British scientists have answered the mysterious question of why some life-long smokers have few if any major lung problems and live as long as their non-smoking peers.
A study of 50,000 people aged between 40 and 69 showed that some people’s genetic make-up helped reduce the risk of contracting some of the most notorious smoking-related diseases.
The researchers examined smokers and non-smokers as well as those with COPD and those without it. Researchers then compared these characteristics were with a stunning 28 million genetic variants in each of the 50,000 subjects.
Using the U.K.’s Biobank project that contains the records of 500,000 people, scientists funded by the Medical Research Council found that Chronic Obstructive Pulmonary Disease, which encompasses emphysema and bronchitis, was less prevalent in some patients thanks to their genetic code.
Speaking to the BBC, professor Martin Tobin from the University of Leicester, said:
There doesn’t appear to be any kind of magic bullet that would give anyone guaranteed protection against tobacco smoke – they would still have lungs that were unhealthier than they would be had they been a non-smoker.
The study also suggests there may be genetic differences between people that could make them more likely to be addicted to cigarettes.
Scientists discovered there were five sections of DNA code that could be linked to whether an individual was a heavy smoker.

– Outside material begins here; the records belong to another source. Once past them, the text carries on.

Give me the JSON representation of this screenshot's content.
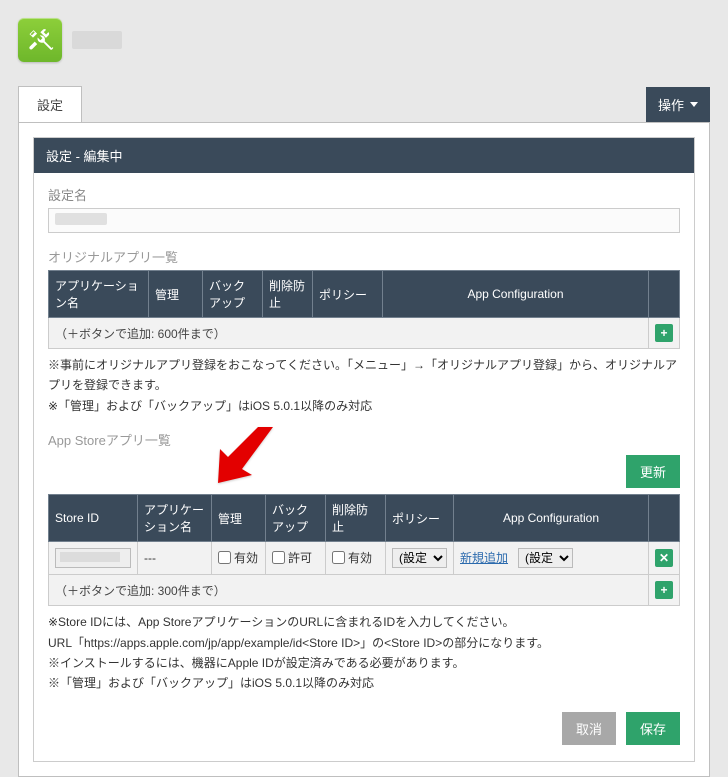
{
  "header": {
    "app_name_placeholder": ""
  },
  "tabs": {
    "settings": "設定"
  },
  "ops_button": "操作",
  "panel": {
    "title": "設定 - 編集中"
  },
  "fields": {
    "setting_name_label": "設定名"
  },
  "original_apps": {
    "heading": "オリジナルアプリ一覧",
    "columns": {
      "app_name": "アプリケーション名",
      "manage": "管理",
      "backup": "バックアップ",
      "delete_protect": "削除防止",
      "policy": "ポリシー",
      "app_config": "App Configuration"
    },
    "limit_note": "（＋ボタンで追加: 600件まで）",
    "notes": "※事前にオリジナルアプリ登録をおこなってください。「メニュー」→「オリジナルアプリ登録」から、オリジナルアプリを登録できます。\n※「管理」および「バックアップ」はiOS 5.0.1以降のみ対応"
  },
  "appstore_apps": {
    "heading": "App Storeアプリ一覧",
    "update_btn": "更新",
    "columns": {
      "store_id": "Store ID",
      "app_name": "アプリケーション名",
      "manage": "管理",
      "backup": "バックアップ",
      "delete_protect": "削除防止",
      "policy": "ポリシー",
      "app_config": "App Configuration"
    },
    "row": {
      "store_id_value": "",
      "app_name_value": "---",
      "manage_label": "有効",
      "backup_label": "許可",
      "delete_protect_label": "有効",
      "policy_select": "(設定",
      "appconfig_link": "新規追加",
      "appconfig_select": "(設定な"
    },
    "limit_note": "（＋ボタンで追加: 300件まで）",
    "notes_1": "※Store IDには、App StoreアプリケーションのURLに含まれるIDを入力してください。",
    "notes_2": "URL「https://apps.apple.com/jp/app/example/id<Store ID>」の<Store ID>の部分になります。",
    "notes_3": "※インストールするには、機器にApple IDが設定済みである必要があります。",
    "notes_4": "※「管理」および「バックアップ」はiOS 5.0.1以降のみ対応"
  },
  "buttons": {
    "cancel": "取消",
    "save": "保存"
  }
}
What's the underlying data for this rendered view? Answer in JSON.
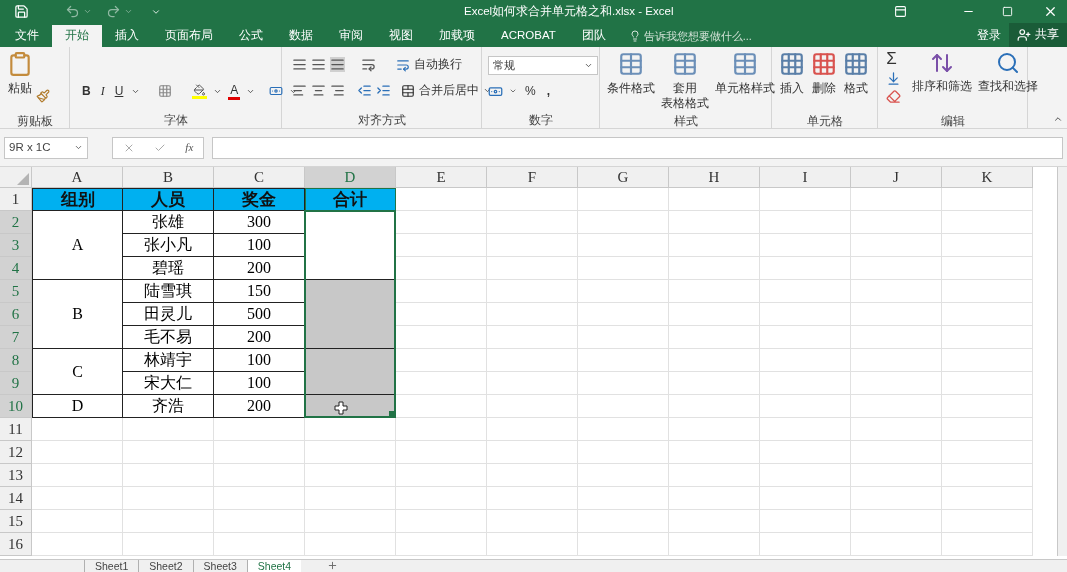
{
  "window": {
    "title": "Excel如何求合并单元格之和.xlsx - Excel"
  },
  "menu_tabs": [
    {
      "label": "文件",
      "selected": false
    },
    {
      "label": "开始",
      "selected": true
    },
    {
      "label": "插入",
      "selected": false
    },
    {
      "label": "页面布局",
      "selected": false
    },
    {
      "label": "公式",
      "selected": false
    },
    {
      "label": "数据",
      "selected": false
    },
    {
      "label": "审阅",
      "selected": false
    },
    {
      "label": "视图",
      "selected": false
    },
    {
      "label": "加载项",
      "selected": false
    },
    {
      "label": "ACROBAT",
      "selected": false
    },
    {
      "label": "团队",
      "selected": false
    }
  ],
  "tell_me": {
    "placeholder": "告诉我您想要做什么..."
  },
  "sign_in": "登录",
  "share": "共享",
  "ribbon": {
    "clipboard": {
      "label": "剪贴板",
      "paste": [
        "粘贴"
      ]
    },
    "font": {
      "label": "字体",
      "bold": "B",
      "italic": "I",
      "underline": "U",
      "font_color": "A"
    },
    "alignment": {
      "label": "对齐方式",
      "wrap_text": "自动换行",
      "merge_center": "合并后居中"
    },
    "number": {
      "label": "数字",
      "format": "常规",
      "percent": "%",
      "comma": ","
    },
    "styles": {
      "label": "样式",
      "buttons": [
        [
          "条件格式"
        ],
        [
          "套用",
          "表格格式"
        ],
        [
          "单元格样式"
        ]
      ]
    },
    "cells": {
      "label": "单元格",
      "buttons": [
        [
          "插入"
        ],
        [
          "删除"
        ],
        [
          "格式"
        ]
      ]
    },
    "editing": {
      "label": "编辑",
      "autosum": "Σ",
      "buttons": [
        [
          "排序和筛选"
        ],
        [
          "查找和选择"
        ]
      ]
    }
  },
  "formula_bar": {
    "name_box": "9R x 1C",
    "function_label": "fx"
  },
  "sheet": {
    "columns": [
      {
        "label": "A",
        "selected": false
      },
      {
        "label": "B",
        "selected": false
      },
      {
        "label": "C",
        "selected": false
      },
      {
        "label": "D",
        "selected": true
      },
      {
        "label": "E",
        "selected": false
      },
      {
        "label": "F",
        "selected": false
      },
      {
        "label": "G",
        "selected": false
      },
      {
        "label": "H",
        "selected": false
      },
      {
        "label": "I",
        "selected": false
      },
      {
        "label": "J",
        "selected": false
      },
      {
        "label": "K",
        "selected": false
      }
    ],
    "rows": [
      {
        "label": "1",
        "selected": false
      },
      {
        "label": "2",
        "selected": true
      },
      {
        "label": "3",
        "selected": true
      },
      {
        "label": "4",
        "selected": true
      },
      {
        "label": "5",
        "selected": true
      },
      {
        "label": "6",
        "selected": true
      },
      {
        "label": "7",
        "selected": true
      },
      {
        "label": "8",
        "selected": true
      },
      {
        "label": "9",
        "selected": true
      },
      {
        "label": "10",
        "selected": true
      },
      {
        "label": "11",
        "selected": false
      },
      {
        "label": "12",
        "selected": false
      },
      {
        "label": "13",
        "selected": false
      },
      {
        "label": "14",
        "selected": false
      },
      {
        "label": "15",
        "selected": false
      },
      {
        "label": "16",
        "selected": false
      }
    ],
    "header": [
      "组别",
      "人员",
      "奖金",
      "合计"
    ],
    "groups": [
      {
        "name": "A",
        "total_active": true,
        "members": [
          {
            "name": "张雄",
            "bonus": "300"
          },
          {
            "name": "张小凡",
            "bonus": "100"
          },
          {
            "name": "碧瑶",
            "bonus": "200"
          }
        ]
      },
      {
        "name": "B",
        "total_active": false,
        "members": [
          {
            "name": "陆雪琪",
            "bonus": "150"
          },
          {
            "name": "田灵儿",
            "bonus": "500"
          },
          {
            "name": "毛不易",
            "bonus": "200"
          }
        ]
      },
      {
        "name": "C",
        "total_active": false,
        "members": [
          {
            "name": "林靖宇",
            "bonus": "100"
          },
          {
            "name": "宋大仁",
            "bonus": "100"
          }
        ]
      },
      {
        "name": "D",
        "total_active": false,
        "members": [
          {
            "name": "齐浩",
            "bonus": "200"
          }
        ]
      }
    ]
  },
  "sheet_tabs": [
    {
      "label": "Sheet1",
      "selected": false
    },
    {
      "label": "Sheet2",
      "selected": false
    },
    {
      "label": "Sheet3",
      "selected": false
    },
    {
      "label": "Sheet4",
      "selected": true
    }
  ]
}
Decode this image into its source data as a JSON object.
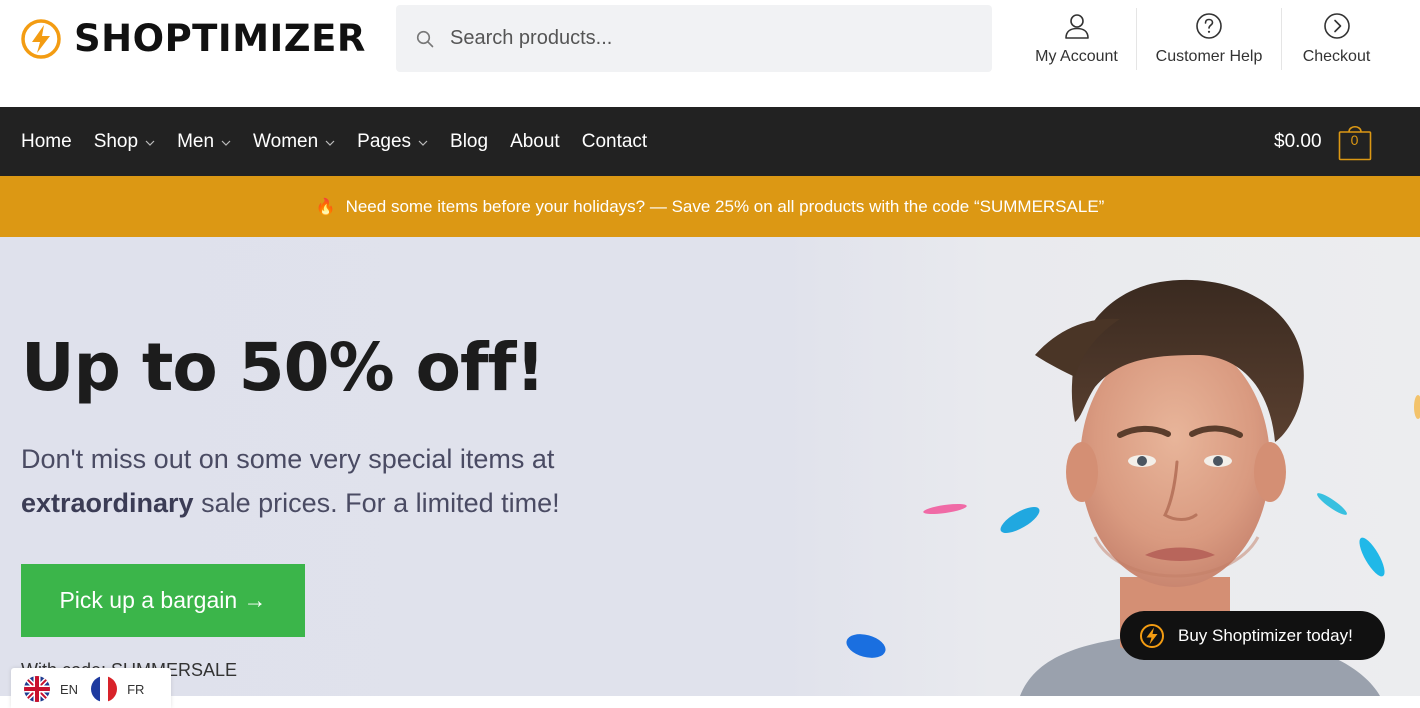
{
  "brand": {
    "name": "SHOPTIMIZER",
    "accent": "#dc9814",
    "dark": "#222222",
    "green": "#3bb54a"
  },
  "search": {
    "placeholder": "Search products..."
  },
  "header_links": [
    {
      "label": "My Account",
      "icon": "user-icon"
    },
    {
      "label": "Customer Help",
      "icon": "question-circle-icon"
    },
    {
      "label": "Checkout",
      "icon": "chevron-right-circle-icon"
    }
  ],
  "nav": {
    "items": [
      {
        "label": "Home",
        "dropdown": false
      },
      {
        "label": "Shop",
        "dropdown": true
      },
      {
        "label": "Men",
        "dropdown": true
      },
      {
        "label": "Women",
        "dropdown": true
      },
      {
        "label": "Pages",
        "dropdown": true
      },
      {
        "label": "Blog",
        "dropdown": false
      },
      {
        "label": "About",
        "dropdown": false
      },
      {
        "label": "Contact",
        "dropdown": false
      }
    ],
    "cart_total": "$0.00",
    "cart_count": "0"
  },
  "promo": {
    "icon": "fire-icon",
    "text": "Need some items before your holidays? — Save 25% on all products with the code “SUMMERSALE”"
  },
  "hero": {
    "title": "Up to 50% off!",
    "subtitle_line1": "Don't miss out on some very special items at",
    "subtitle_bold": "extraordinary",
    "subtitle_rest": " sale prices. For a limited time!",
    "cta_label": "Pick up a bargain →",
    "code_note": "With code: SUMMERSALE"
  },
  "badge": {
    "label": "Buy Shoptimizer today!"
  },
  "languages": [
    {
      "code": "EN",
      "icon": "uk-flag-icon"
    },
    {
      "code": "FR",
      "icon": "france-flag-icon"
    }
  ]
}
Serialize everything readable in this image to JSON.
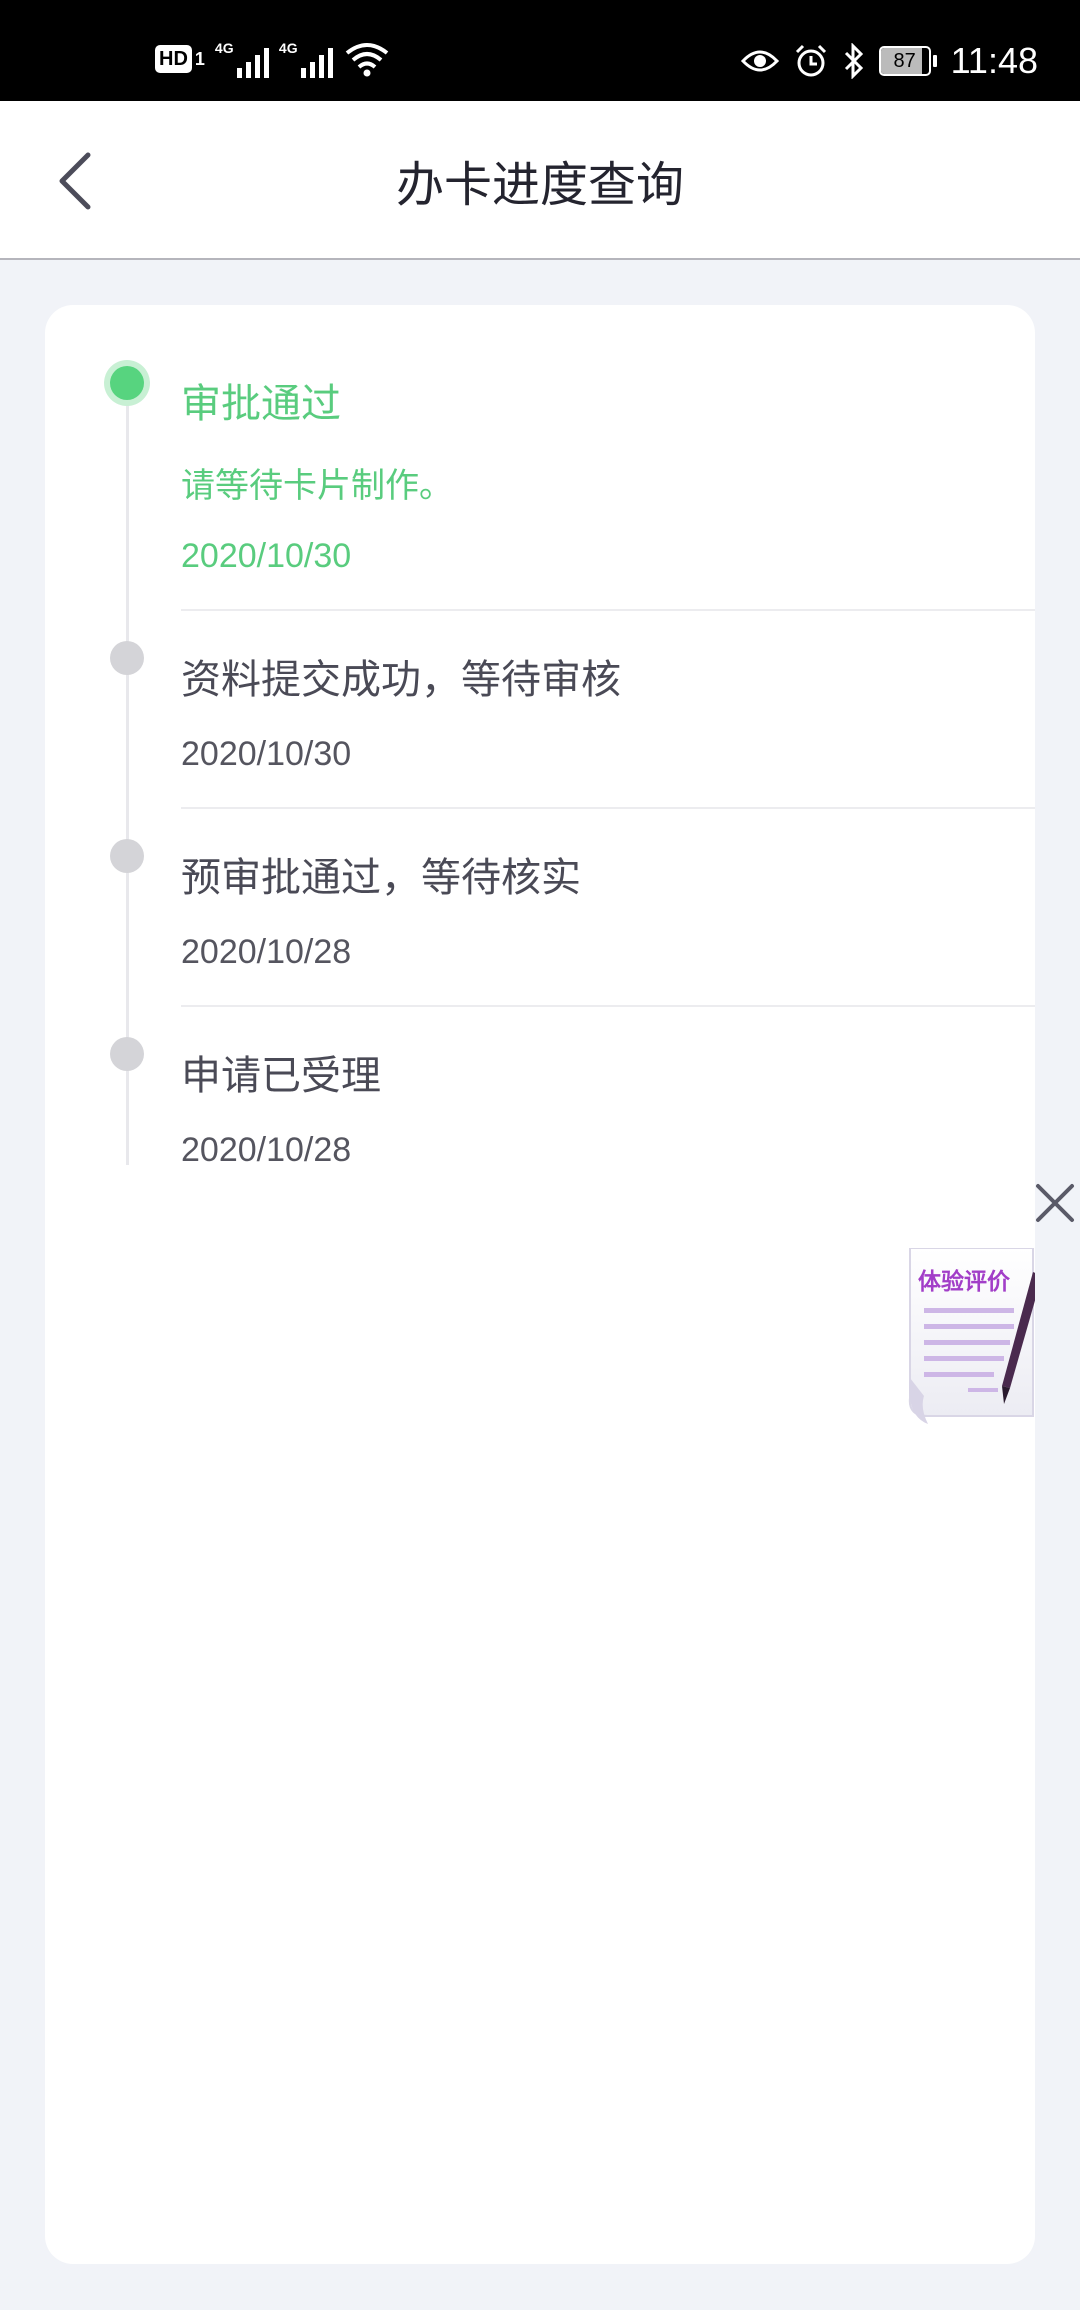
{
  "status_bar": {
    "hd_label": "HD",
    "hd_sub": "1",
    "network1": "4G",
    "network2": "4G",
    "battery_level": "87",
    "battery_fraction": 0.87,
    "time": "11:48",
    "icons": [
      "hd-icon",
      "signal-icon",
      "signal-icon",
      "wifi-icon",
      "eye-icon",
      "alarm-icon",
      "bluetooth-icon",
      "battery-icon"
    ]
  },
  "nav": {
    "back_icon": "chevron-left-icon",
    "title": "办卡进度查询"
  },
  "timeline": [
    {
      "title": "审批通过",
      "desc": "请等待卡片制作。",
      "date": "2020/10/30",
      "active": true
    },
    {
      "title": "资料提交成功，等待审核",
      "desc": "",
      "date": "2020/10/30",
      "active": false
    },
    {
      "title": "预审批通过，等待核实",
      "desc": "",
      "date": "2020/10/28",
      "active": false
    },
    {
      "title": "申请已受理",
      "desc": "",
      "date": "2020/10/28",
      "active": false
    }
  ],
  "float_widget": {
    "close_icon": "close-icon",
    "feedback_label": "体验评价",
    "feedback_icon": "document-pen-icon"
  },
  "colors": {
    "accent_green": "#59cc7e",
    "dot_inactive": "#d4d4d8",
    "background": "#f1f3f8",
    "feedback_purple": "#a23ec8"
  }
}
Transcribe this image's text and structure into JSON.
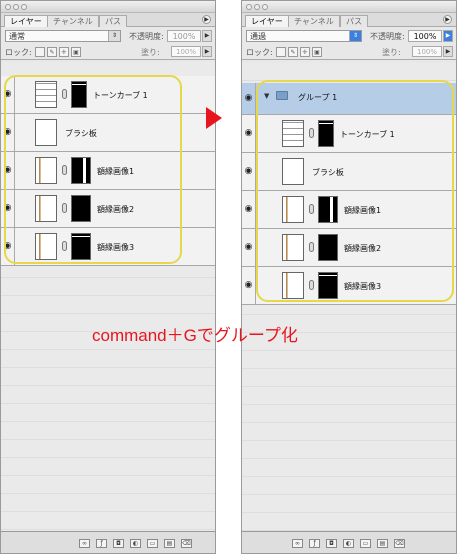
{
  "panel_tabs": [
    "レイヤー",
    "チャンネル",
    "パス"
  ],
  "tab_menu_arrow": "▶",
  "left_panel": {
    "blend_mode": "通常",
    "opacity_label": "不透明度:",
    "opacity_value": "100%",
    "lock_label": "ロック:",
    "fill_label": "塗り:",
    "fill_value": "100%",
    "layers": [
      {
        "name": "トーンカーブ 1",
        "type": "adjustment",
        "visible": true
      },
      {
        "name": "ブラシ板",
        "type": "normal",
        "visible": true
      },
      {
        "name": "額縁画像1",
        "type": "image",
        "visible": true
      },
      {
        "name": "額縁画像2",
        "type": "image",
        "visible": true
      },
      {
        "name": "額縁画像3",
        "type": "image",
        "visible": true
      }
    ]
  },
  "right_panel": {
    "blend_mode": "通過",
    "opacity_label": "不透明度:",
    "opacity_value": "100%",
    "lock_label": "ロック:",
    "fill_label": "塗り:",
    "fill_value": "100%",
    "group_name": "グループ 1",
    "layers": [
      {
        "name": "トーンカーブ 1",
        "type": "adjustment",
        "visible": true
      },
      {
        "name": "ブラシ板",
        "type": "normal",
        "visible": true
      },
      {
        "name": "額縁画像1",
        "type": "image",
        "visible": true
      },
      {
        "name": "額縁画像2",
        "type": "image",
        "visible": true
      },
      {
        "name": "額縁画像3",
        "type": "image",
        "visible": true
      }
    ]
  },
  "eye_icon_glyph": "◉",
  "callout_text": "command＋Gでグループ化",
  "colors": {
    "highlight_border": "#e6d84a",
    "annotation_red": "#e8151f",
    "group_selected": "#b6cde8"
  }
}
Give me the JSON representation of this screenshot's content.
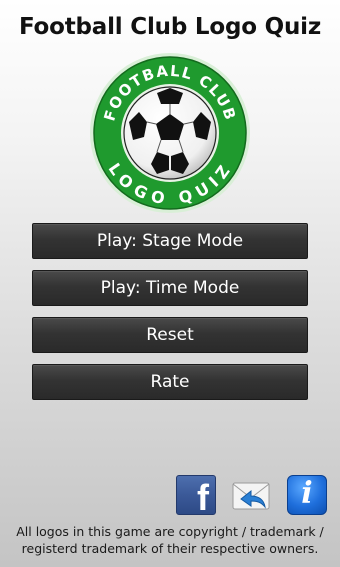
{
  "app": {
    "title": "Football Club Logo Quiz"
  },
  "logo": {
    "top_text": "FOOTBALL CLUB",
    "bottom_text": "LOGO QUIZ",
    "ring_color": "#1f9a2e",
    "inner_color": "#ffffff"
  },
  "menu": {
    "items": [
      {
        "label": "Play: Stage Mode"
      },
      {
        "label": "Play: Time Mode"
      },
      {
        "label": "Reset"
      },
      {
        "label": "Rate"
      }
    ]
  },
  "bottom_icons": {
    "facebook": {
      "icon": "facebook-icon",
      "glyph": "f",
      "color": "#3b5998"
    },
    "mail": {
      "icon": "mail-reply-icon",
      "color": "#2a7fd4"
    },
    "info": {
      "icon": "info-icon",
      "glyph": "i",
      "color": "#1f6fdc"
    }
  },
  "footer": {
    "line1": "All logos in this game are copyright / trademark /",
    "line2": "registerd trademark of their respective owners."
  }
}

One part of the research outlined how genes affected brain function and response to nicotine.
The study’s authors said the findings could act as a springboard for finding more complex and effective ways to help people quit tobacco.
“Our research helps to tell us why, paving the way for improved prevention and treatment. Stopping smoking is the best way to prevent smoking-related diseases such as COPD, cancers and heart disease,” said Tobin. The results were presented at the annual European Respiratory Society (ERS) meeting in Amsterdam.